Similar to other projects Nightingale has done, such as digitizing ambulatory patient data at a Toronto hospital, the Centres have also chosen to implement its Web-based myNightingale Enterprise Practice Management and Electronic Patient Record application. The Centres will also be installing a decisions app to automate workload management.
The deal includes more than 80 new licences valued at $300,000. The funding for the project was earmarked in the province’s Department of Health (DOH) 2005-2006 and 2007-2008 budgets. Nightingale will provide the licences on a health-care provider basis, meaning the Centres can have an unlimited number of users.
The Centres went through a request for proposal (RFP) process but decided to work with Nightingale for a few reasons, including the province’s existing relationship with the Markham, Ont.-based company. The DOH had a previous license agreement with Nightingale as part of the province-wide Primary Healthcare Information Management (PHIM) program. The program, which began in mid-2005, aims to give health-care providers electronic health records (EHR) to access patient information in real time.
“We really felt that from a software perspective that the Nightingale solution would best meet our needs,” said Lynn Fraser, CEO of Nova Scotia Hearing and Speech Centres. “The other important factor was the relationship that was established with the Nova Scotia Department of Health.”
Having a platform that is compatible with the DOH was also an important consideration as the Department is hosting the Centres’ Web site through its health data centre, added Fraser.
Managing patients better is one of the biggest benefits of implementing a system like this, said Alia Mourtada, vice-president of product strategy and client services for Nightingale.
“With the system in place they can look at all of their sites and be able to access various programs across locations and are able to make real time decisions,” said Mourtada. “It allows them to distribute their staff based on the data they’re seeing much faster than dealing with documents.”
But before these benefits can be realized, the Centres have to prep its infrastructure to ready itself for the implementation.
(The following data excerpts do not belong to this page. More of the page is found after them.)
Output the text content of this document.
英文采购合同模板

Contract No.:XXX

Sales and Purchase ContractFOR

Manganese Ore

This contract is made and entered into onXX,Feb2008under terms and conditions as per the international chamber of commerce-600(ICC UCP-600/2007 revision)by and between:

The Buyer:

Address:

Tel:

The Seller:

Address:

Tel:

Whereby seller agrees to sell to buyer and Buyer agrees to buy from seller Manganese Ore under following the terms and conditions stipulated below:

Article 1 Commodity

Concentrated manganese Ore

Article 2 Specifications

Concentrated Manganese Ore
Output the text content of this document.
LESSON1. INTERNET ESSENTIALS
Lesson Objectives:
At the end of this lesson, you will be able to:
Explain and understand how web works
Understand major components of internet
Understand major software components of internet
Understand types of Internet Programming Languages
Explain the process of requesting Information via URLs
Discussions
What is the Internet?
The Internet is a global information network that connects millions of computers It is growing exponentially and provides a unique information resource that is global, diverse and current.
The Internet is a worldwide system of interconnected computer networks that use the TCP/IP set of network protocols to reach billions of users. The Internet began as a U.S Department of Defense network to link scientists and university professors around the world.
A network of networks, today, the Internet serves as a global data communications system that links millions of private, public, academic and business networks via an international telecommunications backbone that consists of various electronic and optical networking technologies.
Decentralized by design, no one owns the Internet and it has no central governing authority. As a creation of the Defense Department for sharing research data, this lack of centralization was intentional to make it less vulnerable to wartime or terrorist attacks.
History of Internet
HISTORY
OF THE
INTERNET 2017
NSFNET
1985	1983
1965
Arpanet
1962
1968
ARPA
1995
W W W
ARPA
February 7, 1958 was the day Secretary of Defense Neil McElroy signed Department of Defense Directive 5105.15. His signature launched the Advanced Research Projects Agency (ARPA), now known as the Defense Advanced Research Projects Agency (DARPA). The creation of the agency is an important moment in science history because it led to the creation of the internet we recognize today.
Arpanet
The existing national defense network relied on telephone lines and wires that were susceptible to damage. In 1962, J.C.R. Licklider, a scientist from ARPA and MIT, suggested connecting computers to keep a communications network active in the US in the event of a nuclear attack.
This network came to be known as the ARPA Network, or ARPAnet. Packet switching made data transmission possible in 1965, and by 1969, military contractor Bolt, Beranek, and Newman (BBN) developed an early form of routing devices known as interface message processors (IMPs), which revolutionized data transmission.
Nightingale will provide three trainers plus one project manager to work with the Centres’ staff. Not all sites, for example, currently have high speed Internet.
“Over the next couple of months we’ll be addressing that on a site-by-site basis to ensure that everybody has high speed Internet available,” said Fraser.
Wait time reduction and operational efficiencies aside, legislation such as the Personal Health Information Protection Act (PHIPA) and government mandates handled by such organizations as Canada Health Infoway are driving health-care organizations towards digitizing their records and automating their systems.
“Legislation is a big pusher for electronic medical records,” said Mourtada. “More and more patients are participating in their health care. They now have the ability to request to view their medical records.”
This is the Centres’s goal one day, but staff are currently manually tracking the date of the patient’s initial referral, consultation with a physician and all subsequent appointments.
Eventually, the Nightingale system will allow the sites to generate reports and automatically track the amount of time from first appointment to treatment, speeding up the registration process for patients.
“If a new patient comes into our system and they come into one location and they need to or choose to be seen at a different location in the province, we need to start all over again or physically send the information on the patient,” said Fraser, describing the current system, which dates back to the mid-‘80s. “With a province wide network, people will enter the system once and their information is captured and accessible via the Web secure connections to all of our sites.”
Eventually the Centres hopes to be able to offer patients the ability to review and schedule their appointments online.